Good Fences Make Good Neighbors

I awoke this morning with something or rather someone on my mind and heart – my neighbor. She is a tiny lady in her eighties attends yoga classes regularly, and enjoys working in her yard. Her husband died about three years ago and left her with a burden she is not able to manage at her stage in life. In their backyard and very close to the fence that separates our yards, her husband planted bamboo. So I think I can end this post now, since you already know the problem.

For years I was burdened with the bamboo and after a while, he too, saw it a problem. But nothing was done about it. Later, she tried and continues to try  to control it by spraying it with weed killer. That seemed to have worked for a while. At least the bamboo looked like it was dying; many of the stalks turned brown and the large group that was, was now beginning to thin out. But in my glee, I tried hard not to jump up and down, celebrate the death of the bamboo. Isn’t this crazy? Maybe I thought that if that bamboo was really leaving,  it should have been gone by now.

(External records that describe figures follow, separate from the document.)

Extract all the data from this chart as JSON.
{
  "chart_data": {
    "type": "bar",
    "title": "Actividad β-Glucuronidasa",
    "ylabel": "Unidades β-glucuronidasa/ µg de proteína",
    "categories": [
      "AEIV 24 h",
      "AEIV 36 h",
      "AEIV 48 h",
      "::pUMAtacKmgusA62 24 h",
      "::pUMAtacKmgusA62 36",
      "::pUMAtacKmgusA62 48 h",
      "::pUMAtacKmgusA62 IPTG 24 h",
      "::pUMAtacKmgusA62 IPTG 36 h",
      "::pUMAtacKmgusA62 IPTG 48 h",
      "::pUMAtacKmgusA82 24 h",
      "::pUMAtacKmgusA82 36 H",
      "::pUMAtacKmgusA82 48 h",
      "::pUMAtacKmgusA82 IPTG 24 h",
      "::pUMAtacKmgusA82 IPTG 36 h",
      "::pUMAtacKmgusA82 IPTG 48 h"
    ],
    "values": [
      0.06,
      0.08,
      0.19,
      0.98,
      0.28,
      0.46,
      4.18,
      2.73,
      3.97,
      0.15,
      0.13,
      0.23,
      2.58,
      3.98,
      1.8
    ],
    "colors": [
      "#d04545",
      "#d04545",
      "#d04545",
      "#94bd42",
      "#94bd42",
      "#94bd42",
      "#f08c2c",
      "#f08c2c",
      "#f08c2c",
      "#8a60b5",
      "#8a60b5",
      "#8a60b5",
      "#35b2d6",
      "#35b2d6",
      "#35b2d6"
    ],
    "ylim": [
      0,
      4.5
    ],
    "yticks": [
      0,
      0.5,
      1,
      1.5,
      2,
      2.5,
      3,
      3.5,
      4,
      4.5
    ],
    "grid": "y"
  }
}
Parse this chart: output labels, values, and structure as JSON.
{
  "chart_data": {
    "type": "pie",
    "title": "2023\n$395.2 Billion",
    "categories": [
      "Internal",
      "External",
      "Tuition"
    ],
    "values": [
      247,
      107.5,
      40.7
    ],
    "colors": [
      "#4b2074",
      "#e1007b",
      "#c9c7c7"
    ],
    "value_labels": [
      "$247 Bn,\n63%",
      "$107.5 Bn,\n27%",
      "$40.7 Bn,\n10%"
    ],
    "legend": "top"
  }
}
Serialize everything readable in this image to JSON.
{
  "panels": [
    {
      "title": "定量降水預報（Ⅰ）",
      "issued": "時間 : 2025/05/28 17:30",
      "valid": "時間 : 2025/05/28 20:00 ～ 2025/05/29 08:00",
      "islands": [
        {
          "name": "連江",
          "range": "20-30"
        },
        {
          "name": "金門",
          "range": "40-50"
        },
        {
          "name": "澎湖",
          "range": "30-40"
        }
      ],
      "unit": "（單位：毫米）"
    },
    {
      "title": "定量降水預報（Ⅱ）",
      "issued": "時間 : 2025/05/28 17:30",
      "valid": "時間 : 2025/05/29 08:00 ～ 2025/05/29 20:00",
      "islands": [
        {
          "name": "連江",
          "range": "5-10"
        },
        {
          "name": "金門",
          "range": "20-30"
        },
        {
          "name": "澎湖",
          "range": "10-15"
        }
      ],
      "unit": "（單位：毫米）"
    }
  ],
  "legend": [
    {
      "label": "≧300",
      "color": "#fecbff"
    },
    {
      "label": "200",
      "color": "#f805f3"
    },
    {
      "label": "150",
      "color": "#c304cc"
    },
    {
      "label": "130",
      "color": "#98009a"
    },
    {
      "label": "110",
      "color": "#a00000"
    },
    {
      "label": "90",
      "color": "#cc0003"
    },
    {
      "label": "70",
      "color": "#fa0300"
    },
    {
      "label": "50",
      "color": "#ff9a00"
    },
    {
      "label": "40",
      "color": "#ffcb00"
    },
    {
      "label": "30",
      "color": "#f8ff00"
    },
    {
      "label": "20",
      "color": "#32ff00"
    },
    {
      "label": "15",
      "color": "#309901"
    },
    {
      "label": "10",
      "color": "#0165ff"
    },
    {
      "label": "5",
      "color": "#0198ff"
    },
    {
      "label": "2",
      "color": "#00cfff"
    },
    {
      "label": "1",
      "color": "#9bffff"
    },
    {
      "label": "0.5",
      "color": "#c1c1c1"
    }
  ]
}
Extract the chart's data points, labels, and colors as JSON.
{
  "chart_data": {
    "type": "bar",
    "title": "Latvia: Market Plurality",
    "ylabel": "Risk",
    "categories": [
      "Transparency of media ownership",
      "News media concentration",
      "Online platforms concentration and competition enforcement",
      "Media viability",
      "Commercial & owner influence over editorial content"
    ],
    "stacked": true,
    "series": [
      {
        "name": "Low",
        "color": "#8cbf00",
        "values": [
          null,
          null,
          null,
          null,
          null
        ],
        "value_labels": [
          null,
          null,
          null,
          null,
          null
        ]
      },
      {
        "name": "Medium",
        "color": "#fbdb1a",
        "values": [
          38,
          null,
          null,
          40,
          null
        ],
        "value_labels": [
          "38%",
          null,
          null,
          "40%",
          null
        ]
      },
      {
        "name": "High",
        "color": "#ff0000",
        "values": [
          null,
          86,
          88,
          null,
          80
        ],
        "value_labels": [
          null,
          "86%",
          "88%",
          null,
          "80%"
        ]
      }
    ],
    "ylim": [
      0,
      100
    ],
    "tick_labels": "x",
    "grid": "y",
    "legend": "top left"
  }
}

This summer, I was gone for a while and when I returned, the bamboo seems to have taken over that entire side of our yards. I have a pond that I want to fill in and have plans to extend my garden. The bamboo will cover my plants and keep them from growing.  Shouldn’t I be allowed to have a garden in my own yard if I want to? I’m having a very hard time asking an eighty-year old lady to cut down all of her bamboo. As I look out my window now, onto the spot in my yard, the brown dying looking stalks are all green and even very pretty, I hate to say. What happened? Why won’t that just go away?

I looked up how to remove bamboo. It is possible, but it takes dedication and time, and of course, money. You have to start with the roots and get them all out. About three years ago, I got most of the roots out of my yard, and when I pulled up many of those tough (by the way) roots, they went under the fence to my neighbor’s yard. I don’t believe that she ever got the roots up out of her yard. By that time, her husband was very ill and she was attentive to him.  Now she is haunted by that bamboo. I’m sure it was a surprise to her too, to see the growth of that bamboo after she has spent many summers spraying it with weed killer. What I want to do is ask her to join me in paying a neighbor who will spend the time and energy digging up the roots and finally getting rid of the all, every inch, every everything of that bamboo.

Robert Frost, in his poem, “Mending Walls,” said “Good fences make good neighbors.” She is a good neighbor and I would like to keep it so by solidifying that fence that could separate us.